John Barrymore as Jekyll, with Martha Mansfield as Millicent Carew, and Barrymore as Hyde, with those creepy prosthetic fingers.

Since Barrymore was so strikingly good-looking at this point, with that “great profile” at its greatest, it’s all the more unnerving when he somehow twists his face into a hideous caricature of itself to become Mr Hyde. The first time he undergoes his transformation, he hardly uses any make-up, doing most of it with expression and posture – although he does have prosthetic fingers, which, in close-up, suggest how his whole being is becoming deformed. Later on, as Hyde’s evil grows, he does acquire heavy make-up, as well as ghastly false teeth. He walks hunched up as Hyde, shrouded in a black cloak – I found myself reminded of Olivier as Richard III, so was interested to read that Barrymore was actually playing Richard III on Broadway at the same time as filming Dr Jekyll and Mr Hyde. I wonder how much the two performances influenced one another – and also whether Barrymore influenced Olivier?

Barrymore has a spidery quality as Hyde, with those long fingers… and there’s a remarkable dream sequence where he goes to bed as Jekyll, then a giant spider steals on to his bed, moves towards him and somehow envelopes him, and he wakes up as Hyde.  I’ve only seen a handful of silent movies as yet, but have been surprised to see how much experimentation they include with things like this dream sequence… and how many special effects film-makers did manage to achieve so many decades before the advent of CGI.

In Robert Louis Stevenson’s original novel, there is no love interest at all. However, all the three movie versions I’ve watched feature central love plots, involving ”good” and “bad” women, with Jekyll clinging to his virtuous fiancee in a desperate hope she might save him from himself, while Hyde glories in dominating and terrifying the “bad” and sexy woman. Also, in all three versions, the “good” woman is rich and the “bad” woman is poor! I’ve read that all three versions draw on an early stage adaptation.

In this early movie version, Jekyll is a saintly doctor who spends all his time concentrating on his work with the poor, until his sophisticated friend, George Carew, persuades him that he should really delve into other areas of experience. Reviews at the imdb point out that Carew seems to be based on Sir Henry Wootton in Wilde’s The Portrait of Dorian Gray – and I noticed that Carew actually uses a line taken straight from Wilde: “The only way to get rid of temptation is to yield to it.”  Ironically, Jekyll is in love with Carew’s daughter, the virtuous Millicent (Martha Mansfield), but the father’s suggestion destroys his daughter’s chance of happiness.
When Jekyll transforms himself into Hyde, he embarks on a destructive relationship with an Italian singer, Gina (Nita Naldi), but then discards her – there’s a chilling scene where he looks at her with contempt and turns to a new, fresh-faced young girl who he plans to corrupt in turn. I thought this version gives the feeling of Hyde carrying out a whole career of hidden corruption better than the  later versions – but the women are really just cardboard cut-outs and not developed as characters.

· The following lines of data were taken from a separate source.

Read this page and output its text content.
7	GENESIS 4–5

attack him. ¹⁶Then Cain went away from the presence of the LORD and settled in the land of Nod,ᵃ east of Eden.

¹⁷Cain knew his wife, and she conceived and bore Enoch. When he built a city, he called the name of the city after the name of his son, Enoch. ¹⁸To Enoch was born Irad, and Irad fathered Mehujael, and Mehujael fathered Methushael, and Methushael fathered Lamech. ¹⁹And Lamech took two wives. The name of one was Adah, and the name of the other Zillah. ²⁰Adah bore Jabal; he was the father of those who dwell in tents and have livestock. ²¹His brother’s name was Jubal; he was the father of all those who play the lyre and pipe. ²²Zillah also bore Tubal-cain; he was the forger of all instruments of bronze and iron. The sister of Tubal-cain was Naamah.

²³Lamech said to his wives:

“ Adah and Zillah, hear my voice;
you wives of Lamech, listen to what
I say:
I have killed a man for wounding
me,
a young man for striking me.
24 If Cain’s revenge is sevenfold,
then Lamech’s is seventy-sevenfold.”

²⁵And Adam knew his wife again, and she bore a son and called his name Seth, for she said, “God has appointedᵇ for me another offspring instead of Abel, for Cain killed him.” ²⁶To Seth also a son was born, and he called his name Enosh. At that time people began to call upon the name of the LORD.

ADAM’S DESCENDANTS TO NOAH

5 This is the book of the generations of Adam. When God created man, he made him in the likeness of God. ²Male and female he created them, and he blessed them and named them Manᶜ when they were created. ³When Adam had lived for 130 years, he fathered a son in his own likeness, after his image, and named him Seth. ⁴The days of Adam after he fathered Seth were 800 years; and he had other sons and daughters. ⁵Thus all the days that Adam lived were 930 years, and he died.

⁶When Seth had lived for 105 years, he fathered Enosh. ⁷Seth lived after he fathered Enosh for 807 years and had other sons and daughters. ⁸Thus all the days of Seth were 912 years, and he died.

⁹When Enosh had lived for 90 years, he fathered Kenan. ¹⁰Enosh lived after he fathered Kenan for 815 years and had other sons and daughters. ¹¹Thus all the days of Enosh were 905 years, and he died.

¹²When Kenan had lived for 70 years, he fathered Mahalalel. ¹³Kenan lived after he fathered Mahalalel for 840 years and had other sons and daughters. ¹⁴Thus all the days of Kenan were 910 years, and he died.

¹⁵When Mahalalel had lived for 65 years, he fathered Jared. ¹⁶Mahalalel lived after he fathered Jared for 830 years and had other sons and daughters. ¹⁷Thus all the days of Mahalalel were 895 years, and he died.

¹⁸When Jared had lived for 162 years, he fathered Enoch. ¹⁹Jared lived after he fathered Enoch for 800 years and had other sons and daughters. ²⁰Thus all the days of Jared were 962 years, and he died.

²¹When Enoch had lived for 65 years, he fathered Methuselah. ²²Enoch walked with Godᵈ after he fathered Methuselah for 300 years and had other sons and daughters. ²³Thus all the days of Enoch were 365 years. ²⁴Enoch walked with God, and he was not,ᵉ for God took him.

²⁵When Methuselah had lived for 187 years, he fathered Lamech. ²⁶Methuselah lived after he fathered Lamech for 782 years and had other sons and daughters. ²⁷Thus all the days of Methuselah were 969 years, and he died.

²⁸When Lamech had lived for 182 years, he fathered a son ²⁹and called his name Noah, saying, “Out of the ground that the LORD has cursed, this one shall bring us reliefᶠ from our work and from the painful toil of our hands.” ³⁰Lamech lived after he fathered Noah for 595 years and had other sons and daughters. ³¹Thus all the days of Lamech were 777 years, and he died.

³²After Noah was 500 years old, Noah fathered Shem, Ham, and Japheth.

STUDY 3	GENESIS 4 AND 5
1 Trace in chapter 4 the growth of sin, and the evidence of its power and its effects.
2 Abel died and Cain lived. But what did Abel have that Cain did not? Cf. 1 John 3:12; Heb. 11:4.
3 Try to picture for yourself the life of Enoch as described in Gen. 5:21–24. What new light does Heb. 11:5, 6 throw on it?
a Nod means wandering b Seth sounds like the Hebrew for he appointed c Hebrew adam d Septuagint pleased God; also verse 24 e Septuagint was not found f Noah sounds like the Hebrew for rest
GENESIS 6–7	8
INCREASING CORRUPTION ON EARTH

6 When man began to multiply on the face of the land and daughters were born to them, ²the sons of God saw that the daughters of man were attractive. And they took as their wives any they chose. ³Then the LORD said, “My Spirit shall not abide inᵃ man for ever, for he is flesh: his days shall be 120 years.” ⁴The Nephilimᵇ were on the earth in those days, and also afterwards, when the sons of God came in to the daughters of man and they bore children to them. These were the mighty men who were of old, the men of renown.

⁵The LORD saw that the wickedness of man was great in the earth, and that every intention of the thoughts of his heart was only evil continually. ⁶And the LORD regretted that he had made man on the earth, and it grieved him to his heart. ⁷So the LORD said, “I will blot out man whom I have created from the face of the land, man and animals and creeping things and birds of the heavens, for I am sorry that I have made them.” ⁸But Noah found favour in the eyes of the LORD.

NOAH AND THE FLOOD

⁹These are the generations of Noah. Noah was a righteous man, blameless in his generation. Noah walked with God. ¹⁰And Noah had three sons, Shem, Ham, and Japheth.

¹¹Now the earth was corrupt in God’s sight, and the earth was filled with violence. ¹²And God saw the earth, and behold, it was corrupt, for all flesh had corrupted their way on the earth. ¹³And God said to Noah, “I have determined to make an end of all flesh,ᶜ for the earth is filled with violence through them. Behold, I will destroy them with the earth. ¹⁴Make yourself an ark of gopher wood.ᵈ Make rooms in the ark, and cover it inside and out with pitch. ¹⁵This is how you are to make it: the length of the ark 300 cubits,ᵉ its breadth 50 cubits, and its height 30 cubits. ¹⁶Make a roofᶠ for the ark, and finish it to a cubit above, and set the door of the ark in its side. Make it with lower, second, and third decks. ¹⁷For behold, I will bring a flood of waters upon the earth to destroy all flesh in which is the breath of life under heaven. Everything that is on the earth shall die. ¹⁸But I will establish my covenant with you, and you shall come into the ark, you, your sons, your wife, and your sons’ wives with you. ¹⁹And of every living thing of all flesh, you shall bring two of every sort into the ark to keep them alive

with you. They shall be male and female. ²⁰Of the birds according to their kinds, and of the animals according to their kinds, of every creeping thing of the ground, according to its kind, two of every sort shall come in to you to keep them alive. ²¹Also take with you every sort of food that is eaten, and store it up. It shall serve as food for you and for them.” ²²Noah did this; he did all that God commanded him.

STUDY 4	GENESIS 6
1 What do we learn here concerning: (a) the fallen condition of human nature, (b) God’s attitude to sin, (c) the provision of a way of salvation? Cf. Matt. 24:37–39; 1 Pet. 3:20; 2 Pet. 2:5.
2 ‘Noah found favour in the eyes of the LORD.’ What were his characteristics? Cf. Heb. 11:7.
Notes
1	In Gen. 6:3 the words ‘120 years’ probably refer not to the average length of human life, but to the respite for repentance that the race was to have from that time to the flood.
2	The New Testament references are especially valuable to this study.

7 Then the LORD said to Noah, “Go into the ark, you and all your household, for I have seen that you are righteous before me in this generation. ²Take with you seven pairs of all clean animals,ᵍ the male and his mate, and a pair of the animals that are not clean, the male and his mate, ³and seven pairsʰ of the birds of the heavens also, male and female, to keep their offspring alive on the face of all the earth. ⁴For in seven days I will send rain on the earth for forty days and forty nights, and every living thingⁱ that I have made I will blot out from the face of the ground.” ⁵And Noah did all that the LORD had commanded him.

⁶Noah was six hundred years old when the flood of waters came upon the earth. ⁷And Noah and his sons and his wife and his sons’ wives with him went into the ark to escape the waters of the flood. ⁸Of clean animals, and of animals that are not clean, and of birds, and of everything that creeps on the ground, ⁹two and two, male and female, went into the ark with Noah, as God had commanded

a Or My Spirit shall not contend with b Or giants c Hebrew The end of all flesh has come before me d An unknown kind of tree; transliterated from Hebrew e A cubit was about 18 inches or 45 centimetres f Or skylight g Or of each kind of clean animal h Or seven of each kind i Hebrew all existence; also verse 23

I was quite surprised to see that the parallels between the central character’s split personality and drunkenness are already brought out in this early version – there’s a scene where Hyde sees a man in a bar who is squirming around in agony, and is told that he thinks he is being attacked by red ants. Very similar to the spider.

The melodrama and the exaggerated movements of silent movies have now stopped worrying me, but  the jangling musical box-style soundtrack accompanying this version is definitely an annoyance, often sounding unseasonably jolly at a scary or agonising moment. I found the film improved a lot when I turned the sound off!